Wenn die von der Landesregierung sicherzustellende personelle Ausstattung der Klever Kreispolizeibehörde nicht angepackt werde, drohe „das Sicherheitsgefühl der Menschen vor Ort weiter zu leiden“, so Dr. Günther Bergmann (MdL-CDU). Er hat kurz vor Weihnachten die Landesregierung mit dem drohenden Szenario konfrontiert. Jetzt kam die Antwort von Innenminister Ralf Jäger (SPD).

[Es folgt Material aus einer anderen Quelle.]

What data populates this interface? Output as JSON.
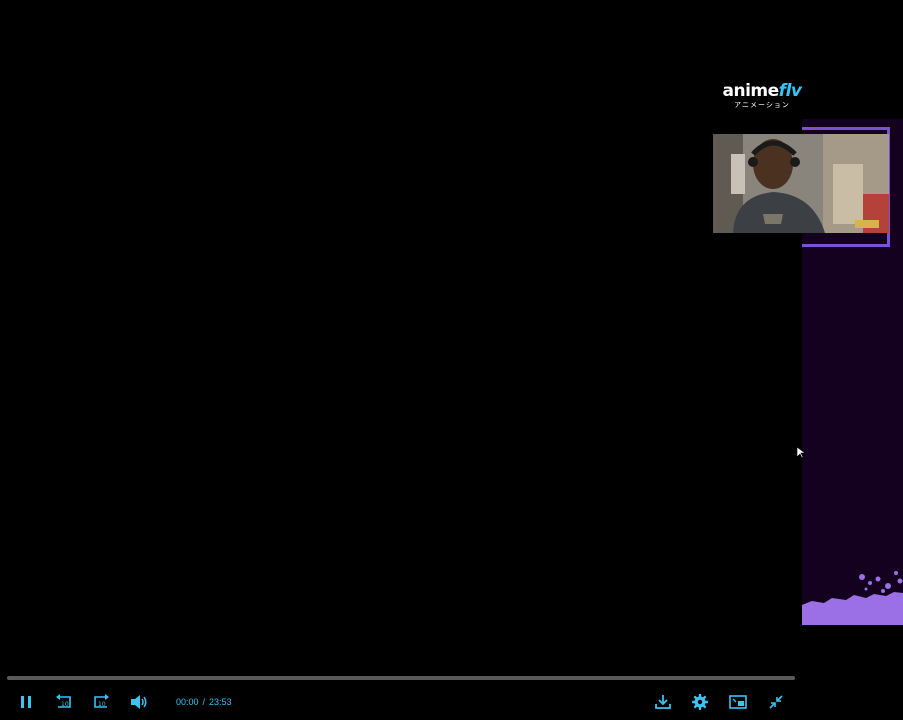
{
  "logo": {
    "brand_main": "anime",
    "brand_accent": "flv",
    "subtitle": "アニメーション"
  },
  "player": {
    "current_time": "00:00",
    "separator": "/",
    "duration": "23:53",
    "progress_fraction": 0.0,
    "accent_color": "#38c5f2"
  },
  "icons": {
    "pause": "pause-icon",
    "rewind": "rewind-10-icon",
    "forward": "forward-10-icon",
    "volume": "volume-icon",
    "download": "download-icon",
    "settings": "gear-icon",
    "pip": "picture-in-picture-icon",
    "exit_fullscreen": "exit-fullscreen-icon"
  },
  "colors": {
    "side_panel_bg": "#14001f",
    "side_panel_accent": "#7b52d6"
  }
}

Die Zahlen kommen auf den ersten Blick unauffällig daher. Deshalb hat die NRZ sie einem ehemaligen Polizeibeamten vorgelegt, der mit der Situation am Niederrhein gut vertraut ist. Er macht deutlich: Die Übersicht mit den Planstellen, die Jäger präsentiert, ist das eine, die Realität ist eine andere. Die Gesamtbehörde (mit den Aufgaben Kriminalität, Verkehr und Gefahrenabwehr) hatte vor 20 Jahren 420 Planstellen, 2015 waren es deutlich mehr: 462.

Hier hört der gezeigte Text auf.